Here is a somewhat related instance of Riemann integrability: a sequence $\{x_n\}$ in $[0,1]$ is uniformly distributed iff for all Riemann integrable functions $f: [0,1] \rightarrow \mathbb{R}$, $\lim_{N \rightarrow \infty} \frac{1}{N} \sum_{n=1}^N f(x_n) = \int_0^1 f$. (See e.g. Theorem 7 of these notes.) On the right hand side it (of course) doesn't matter whether you take the integral to be in the sense of Riemann or Lebesgue, but if $f$ is not Riemann integrable then nothing good needs to happen on the left hand side. This is another instance in which Riemann integrable functions are better.


I can think of a few reasons, most of which have already been mentioned in the comments.

  1. It provides some level of intuition for what it means to integrate. Sure, it can't integrate many of those crazy functions mathematicians love to construct, but I for one cannot visualize the Lebesgue integral nearly as well as the Riemann integral. Pedagogical value is mathematical value, in many respects.

  2. It is identical to the Lebesgue integral for continuous functions on compact subsets of Euclidean space anyways, so it seems very much worth it to prove that attempts to calculate the Riemann integral for such situations are not efforts to calculate the "wrong" value.

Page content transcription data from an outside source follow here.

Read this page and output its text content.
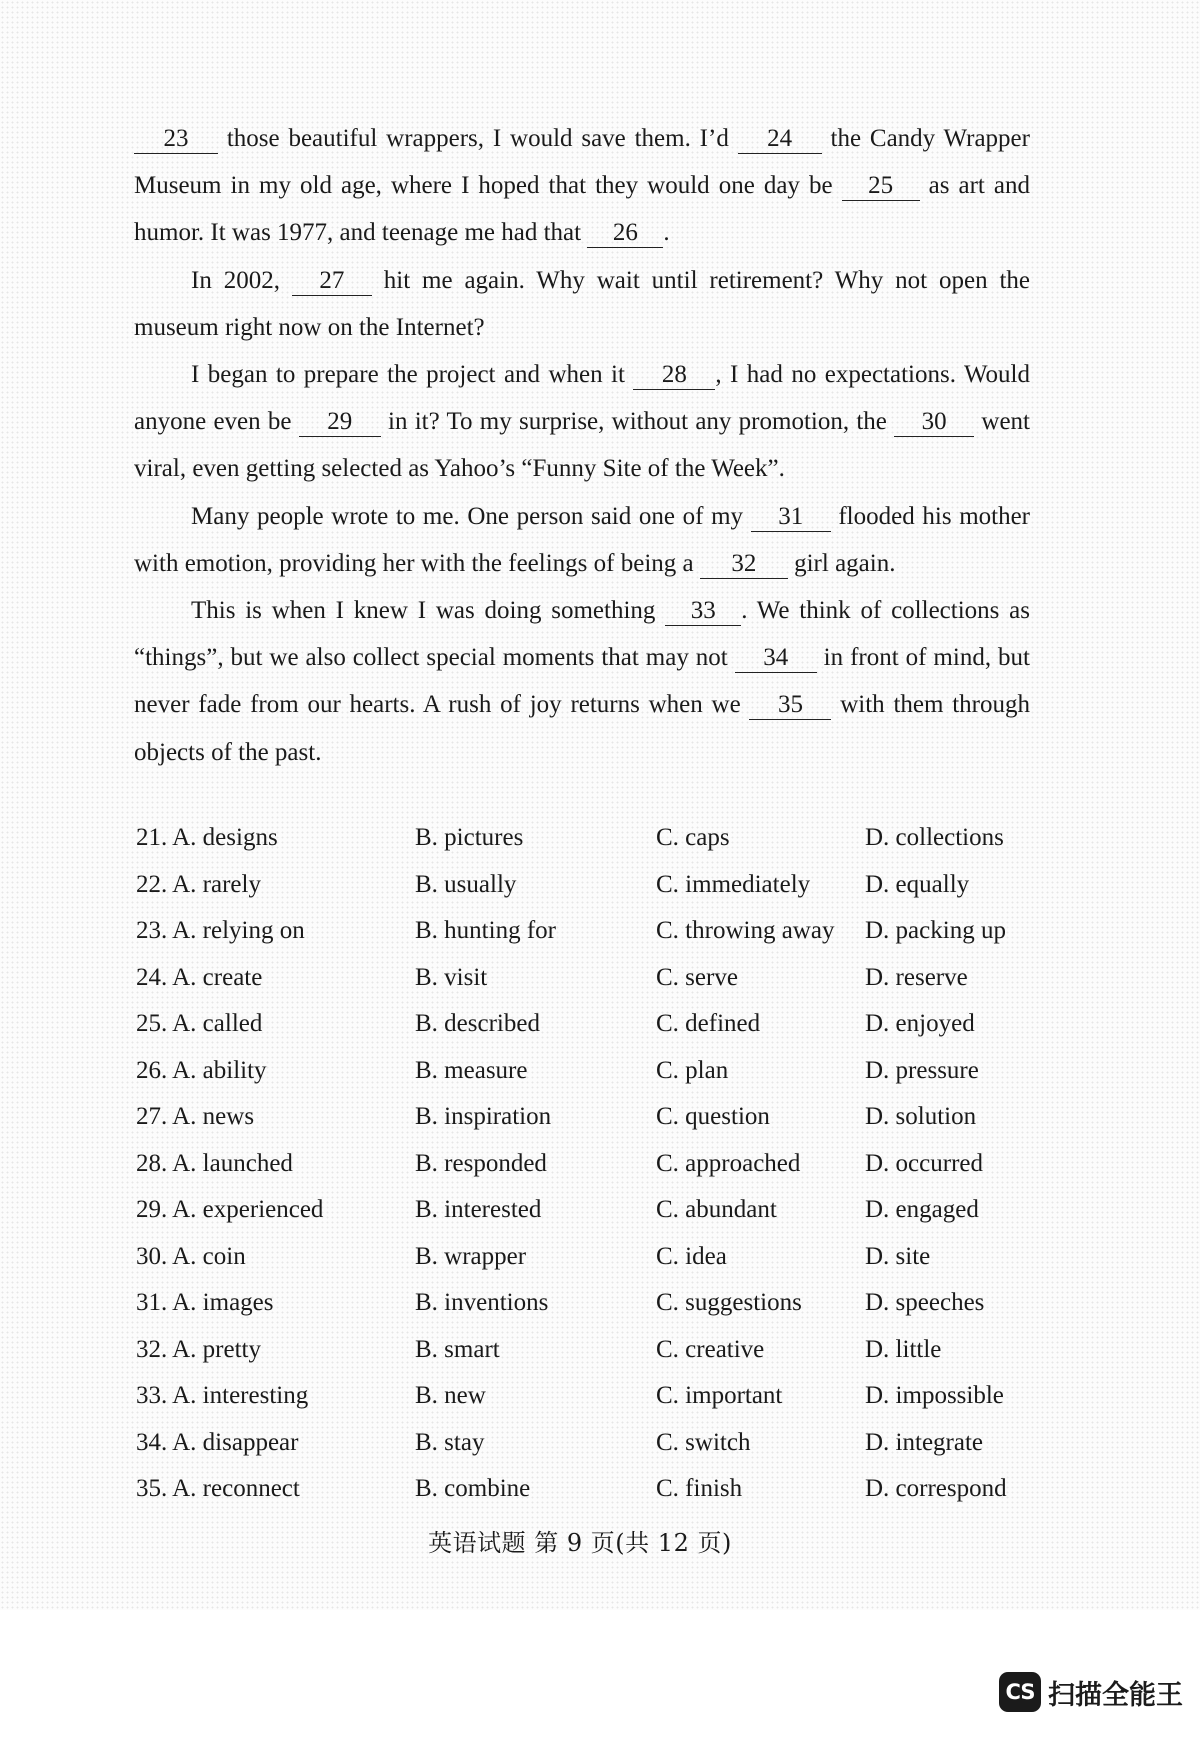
23 those beautiful wrappers, I would save them. I’d 24 the Candy Wrapper Museum in my old age, where I hoped that they would one day be 25 as art and humor. It was 1977, and teenage me had that 26 .

In 2002, 27 hit me again. Why wait until retirement? Why not open the museum right now on the Internet?

I began to prepare the project and when it 28 , I had no expectations. Would anyone even be 29 in it? To my surprise, without any promotion, the 30 went viral, even getting selected as Yahoo’s “Funny Site of the Week”.

Many people wrote to me. One person said one of my 31 flooded his mother with emotion, providing her with the feelings of being a 32 girl again.

This is when I knew I was doing something 33 . We think of collections as “things”, but we also collect special moments that may not 34 in front of mind, but never fade from our hearts. A rush of joy returns when we 35 with them through objects of the past.

21. A. designs	B. pictures	C. caps	D. collections
22. A. rarely	B. usually	C. immediately D. equally
23. A. relying on	B. hunting for	C. throwing away D. packing up
24. A. create	B. visit	C. serve	D. reserve
25. A. called	B. described	C. defined	D. enjoyed
26. A. ability	B. measure	C. plan	D. pressure
27. A. news	B. inspiration	C. question	D. solution
28. A. launched	B. responded	C. approached	D. occurred
29. A. experienced	B. interested	C. abundant	D. engaged
30. A. coin	B. wrapper	C. idea	D. site
31. A. images	B. inventions	C. suggestions	D. speeches
32. A. pretty	B. smart	C. creative	D. little
33. A. interesting	B. new	C. important	D. impossible
34. A. disappear	B. stay	C. switch	D. integrate
35. A. reconnect	B. combine	C. finish	D. correspond
英语试题 第 9 页(共 12 页)
CS 扫描全能王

  3. Numerical integration is always done using a variant of the Riemann integral formulation. All numerical schemes involve some sort of partition of the domain of integration, after which the integral in each element of the partition is estimated by approximating the graph of the function by something simpler. I think more than a handful of people would agree that numerical integration is good for something...

Edit: Potato has a great point that the Fundamental Theorem of Calculus is much easier to prove (for nice functions) using the Riemann integral formulation, whereas generalizations to the Lebesgue case like the Lebesgue Differentiation Theorem requires more machinery, like maximal functions, etc. Surely you wouldn't want calculus students to wait to that point to learn such an important concept.


The Riemann integral is good for at least two things:

  • Definition to be used in logical arguments; and
  • Numerical integration.

In courses where logical rigor is not expected, I'd omit Riemann's definition of the integral. One could merely say it's the area under a curve.

But one approach to intuitive definition says that rather than using an integral to find an area, you use and area to approximate an integral. An integral is a sum of infinitely many infinitely small quantities $f(x)\,dx$, and $f(x)$ could be in units of force and $dx$ in units of distance so that $f(x)\,dx$ is in units of energy, and it's not about area under a curve at all. But draw the graph of $f(x)$ as a function of $x$, and use the picture to estimate the area, and you've got an estimate of the energy. Riemann's definition is obviously not involved in all this.

Riemann's definition gives criteria for when a number is too small or too large to be the integral. Rather than defining infs and sups, I might say the integral is defined as the only number (if there is only one) that is neither too large nor too small.

(In the same way, Lebesgue's definition, applied to non-negative functions, says the integral is the smallest number that's not too small. And if every number is too small, then it's $\infty$. The criterion for when it's too small is simple. The complicated part is only constructing the measure and showing it's countably additive, etc.)